“La scuola ci lascia in mutande”. Non è solo uno slogan quello degli studenti veneti. Venerdì i turisti che attraverseranno le calli di Venezia si troveranno davanti non solo alla Basilica di San Marco ma anche alla scena di ragazzi e ragazze che si spoglieranno per lanciare una provocazione contro l’esperienza di alternanza scuola-lavoro. La manifestazione promossa dalla Rete degli Studenti Medi partirà alle nove da piazzale Roma e percorrerà tutte le strade fino a campo San Bartolomeo: all’altezza di campo Sant’Apostoli è previsto lo spogliarello degli studenti che nonostante la stagione resteranno in biancheria intima rossa.

“Dicono che la scuola è in rosso e noi ora ve lo mostriamo – spiega Stefano Pravato, coordinatore della Rete degli Studenti Medi Venezia-Mestre – con questa iniziativa spiritosa nata per richiamare l’attenzione delle istituzioni. Nessuno ci ascolta. Non ci resta che provare questa”. A restare in slip saranno alcune decide di giovani in testa al corteo pronti a mettersi a nudo per far sentire la voce di chi non ne vuole più sapere di un’alternanza scuola-lavoro fatta in questo modo. “Da tre anni non c’è una sola regola che ci tuteli. In questo autunno abbiamo girato l’Italia organizzando assemblee per discutere che tipo di statuto presentare ai dirigenti scolastici e alle istituzioni.

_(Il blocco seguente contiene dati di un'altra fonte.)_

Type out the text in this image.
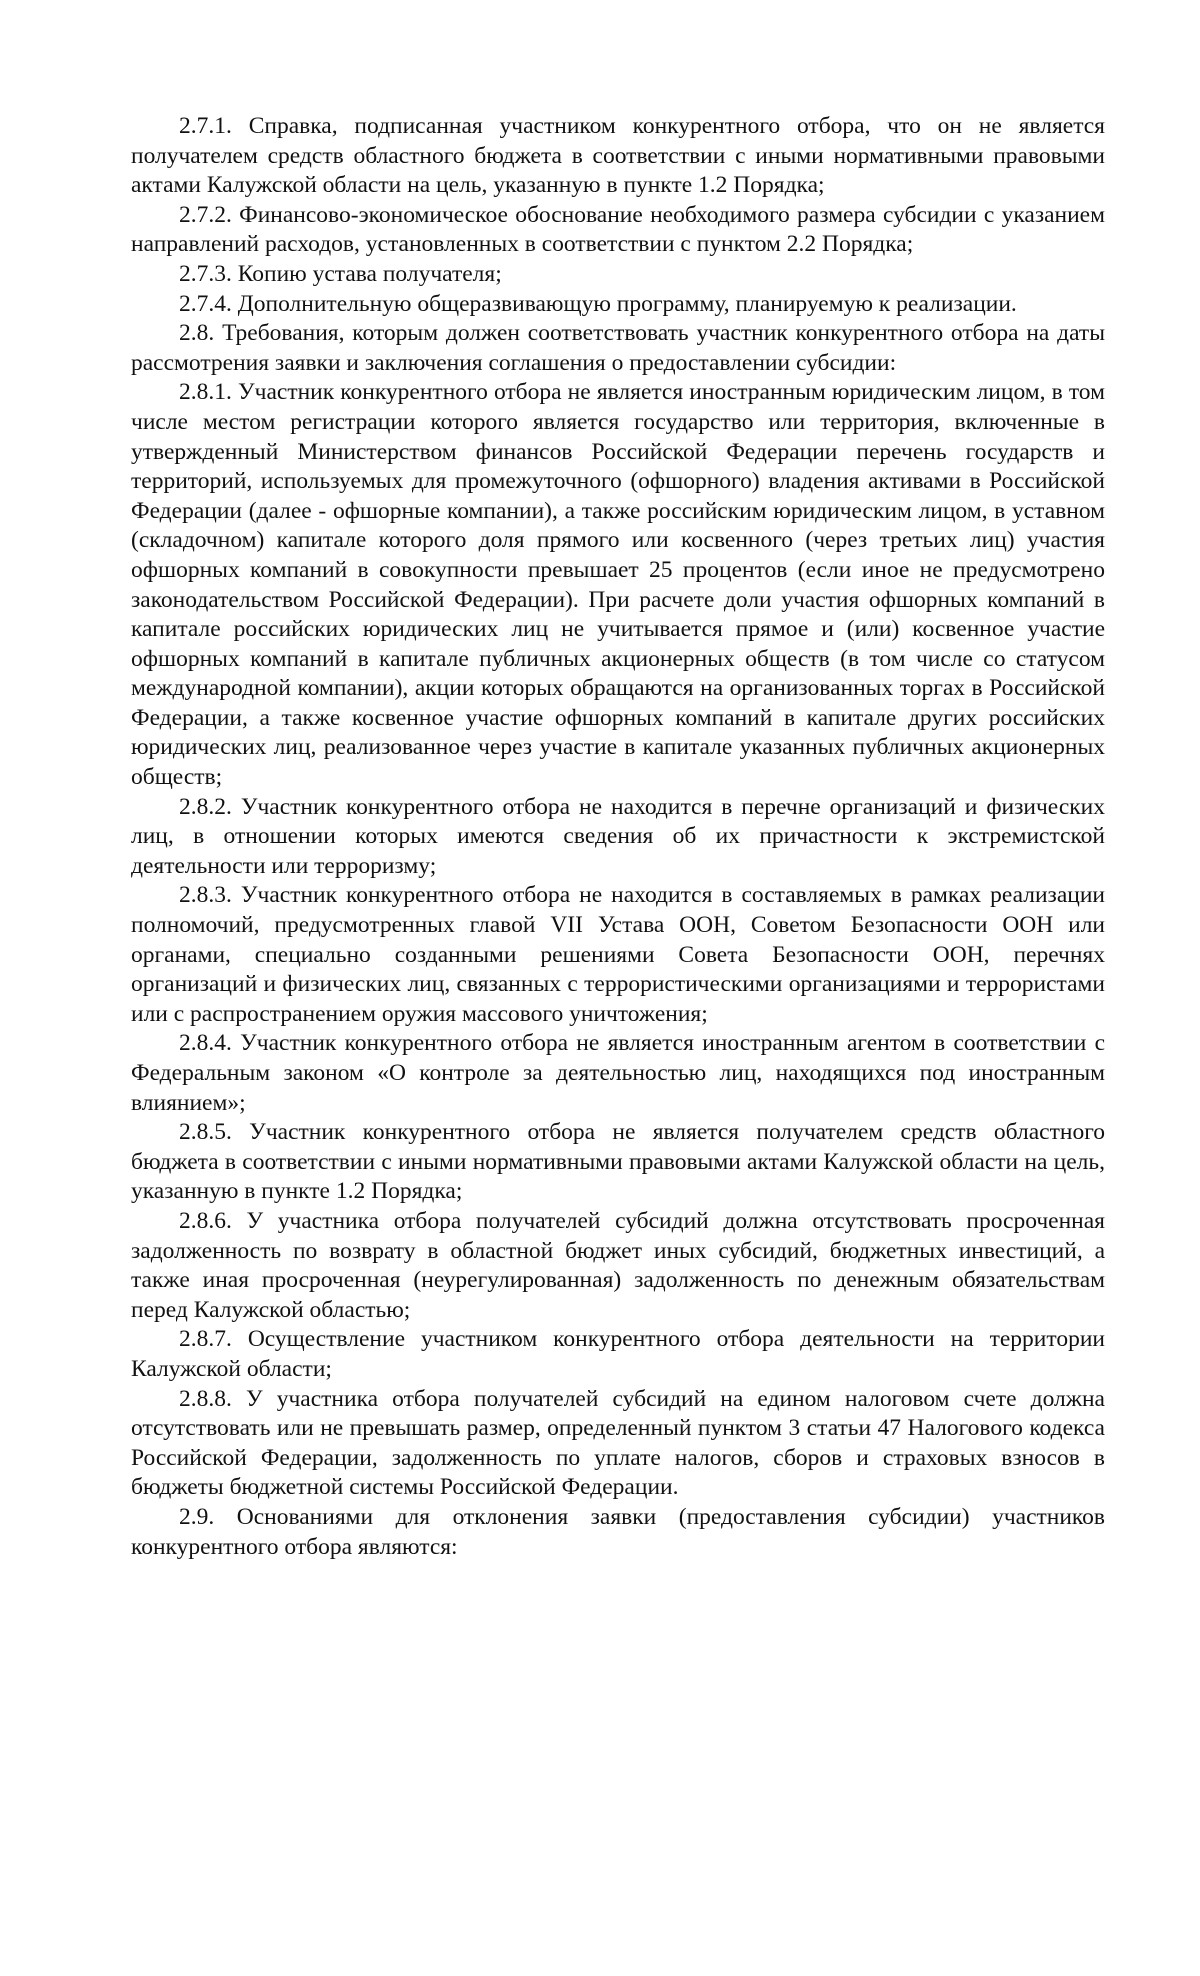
2.7.1. Справка, подписанная участником конкурентного отбора, что он не является получателем средств областного бюджета в соответствии с иными нормативными правовыми актами Калужской области на цель, указанную в пункте 1.2 Порядка;

2.7.2. Финансово-экономическое обоснование необходимого размера субсидии с указанием направлений расходов, установленных в соответствии с пунктом 2.2 Порядка;

2.7.3. Копию устава получателя;

2.7.4. Дополнительную общеразвивающую программу, планируемую к реализации.

2.8. Требования, которым должен соответствовать участник конкурентного отбора на даты рассмотрения заявки и заключения соглашения о предоставлении субсидии:

2.8.1. Участник конкурентного отбора не является иностранным юридическим лицом, в том числе местом регистрации которого является государство или территория, включенные в утвержденный Министерством финансов Российской Федерации перечень государств и территорий, используемых для промежуточного (офшорного) владения активами в Российской Федерации (далее - офшорные компании), а также российским юридическим лицом, в уставном (складочном) капитале которого доля прямого или косвенного (через третьих лиц) участия офшорных компаний в совокупности превышает 25 процентов (если иное не предусмотрено законодательством Российской Федерации). При расчете доли участия офшорных компаний в капитале российских юридических лиц не учитывается прямое и (или) косвенное участие офшорных компаний в капитале публичных акционерных обществ (в том числе со статусом международной компании), акции которых обращаются на организованных торгах в Российской Федерации, а также косвенное участие офшорных компаний в капитале других российских юридических лиц, реализованное через участие в капитале указанных публичных акционерных обществ;

2.8.2. Участник конкурентного отбора не находится в перечне организаций и физических лиц, в отношении которых имеются сведения об их причастности к экстремистской деятельности или терроризму;

2.8.3. Участник конкурентного отбора не находится в составляемых в рамках реализации полномочий, предусмотренных главой VII Устава ООН, Советом Безопасности ООН или органами, специально созданными решениями Совета Безопасности ООН, перечнях организаций и физических лиц, связанных с террористическими организациями и террористами или с распространением оружия массового уничтожения;

2.8.4. Участник конкурентного отбора не является иностранным агентом в соответствии с Федеральным законом «О контроле за деятельностью лиц, находящихся под иностранным влиянием»;

2.8.5. Участник конкурентного отбора не является получателем средств областного бюджета в соответствии с иными нормативными правовыми актами Калужской области на цель, указанную в пункте 1.2 Порядка;

2.8.6. У участника отбора получателей субсидий должна отсутствовать просроченная задолженность по возврату в областной бюджет иных субсидий, бюджетных инвестиций, а также иная просроченная (неурегулированная) задолженность по денежным обязательствам перед Калужской областью;

2.8.7. Осуществление участником конкурентного отбора деятельности на территории Калужской области;

2.8.8. У участника отбора получателей субсидий на едином налоговом счете должна отсутствовать или не превышать размер, определенный пунктом 3 статьи 47 Налогового кодекса Российской Федерации, задолженность по уплате налогов, сборов и страховых взносов в бюджеты бюджетной системы Российской Федерации.

2.9. Основаниями для отклонения заявки (предоставления субсидии) участников конкурентного отбора являются:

Porteremo una nostra proposta al ministero dell’Istruzione”.

Gli studenti veneti chiedono che lo statuto da far approvare ad ogni scuola dia la possibilità a tutti gli allievi di essere a conoscenza in modo preciso degli obiettivi didattici del percorso e di personalizzare l’esperienza di alternanza sia in base all’indirizzo scelto ma anche in funzione delle competenze che si vogliono apprendere. “Chiediamo – spiega Pravato – che l’orario di svolgimento del lavoro non superi quanto concordato tra istituto e azienda e che le ore di alternanza siano svolte in orario extra-curricolare, non in estate e non durante i fine settimana”.

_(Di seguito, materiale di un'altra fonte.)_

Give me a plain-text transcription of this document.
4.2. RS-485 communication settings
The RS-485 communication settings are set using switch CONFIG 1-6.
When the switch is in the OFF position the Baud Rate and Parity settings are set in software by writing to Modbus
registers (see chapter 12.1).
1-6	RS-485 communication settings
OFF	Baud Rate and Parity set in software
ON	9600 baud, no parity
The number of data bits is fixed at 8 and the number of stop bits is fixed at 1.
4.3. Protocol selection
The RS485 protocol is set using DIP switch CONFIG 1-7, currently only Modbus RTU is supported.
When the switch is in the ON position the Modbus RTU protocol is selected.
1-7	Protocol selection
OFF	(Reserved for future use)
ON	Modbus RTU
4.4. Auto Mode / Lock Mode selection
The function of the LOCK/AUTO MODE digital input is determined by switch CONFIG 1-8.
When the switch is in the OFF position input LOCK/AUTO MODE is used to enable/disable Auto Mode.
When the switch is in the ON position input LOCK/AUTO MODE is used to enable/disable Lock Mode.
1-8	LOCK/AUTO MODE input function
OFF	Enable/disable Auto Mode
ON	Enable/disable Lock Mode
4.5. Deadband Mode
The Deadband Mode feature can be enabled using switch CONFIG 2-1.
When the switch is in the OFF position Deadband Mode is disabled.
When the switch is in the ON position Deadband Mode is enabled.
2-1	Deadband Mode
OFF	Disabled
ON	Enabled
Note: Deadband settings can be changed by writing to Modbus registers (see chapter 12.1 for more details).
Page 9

È la stesse Rete degli Studenti Medi del Veneto a segnale come già accaduto in altre parti d’Italia alcune situazioni anomale: al liceo classico “Franchetti” di Mestre una ragazza sarebbe stata mandata in una pasticceria che pochi mesi dopo ha chiuso perché non rispettava le norme igienico sanitarie così come un’altra avrebbe svolto venti ore di formazione alla sicurezza sul lavoro che erano previste all’interno di un progetto all’interno di una scuola dell’infanzia ma non sono mai state conteggiate, come invece era stato concordato. Ma non solo questo. A Castelfranco Veneto, un ragazzo in un istituto agrario sarebbe stato costretto – nonostante il suo programma di alternanza non lo prevedesse – a spalare letame in una stalla.

Casi come questi sono già stati portati alla luce anche nei mesi scorsi dal ilfattoquotidiano.it. A Parma, l’Uds ha scritto una vertenza all’ufficio scolastico regionale per il caso di un ragazzo di un istituto tecnico economico: “Il progetto di tirocinio doveva essere sul software aziendale del centro sportivo “Ercole Negri” ma è stato mandato ad aprire e chiudere ombrelloni”, spiega la coordinatrice nazionale Francesca Picci. A Taranto i ragazzi dell’artistico “Calò” nei mesi scorsi sono finiti a scartavetrare barche alla Lega navale. Ad oggi si contano 1,5 milioni di ragazzi delle superiori più o meno equamente ripartiti tra le classi terze, quarte e quinte dell’ultimo triennio di tutti i percorsi di studi in alternanza scuola-lavoro. Tra questi tante segnalazioni che arrivano dalle associazioni degli studenti a testimonianza di ciò che non funziona in questa esperienza resa obbligatoria dalla Legge 107.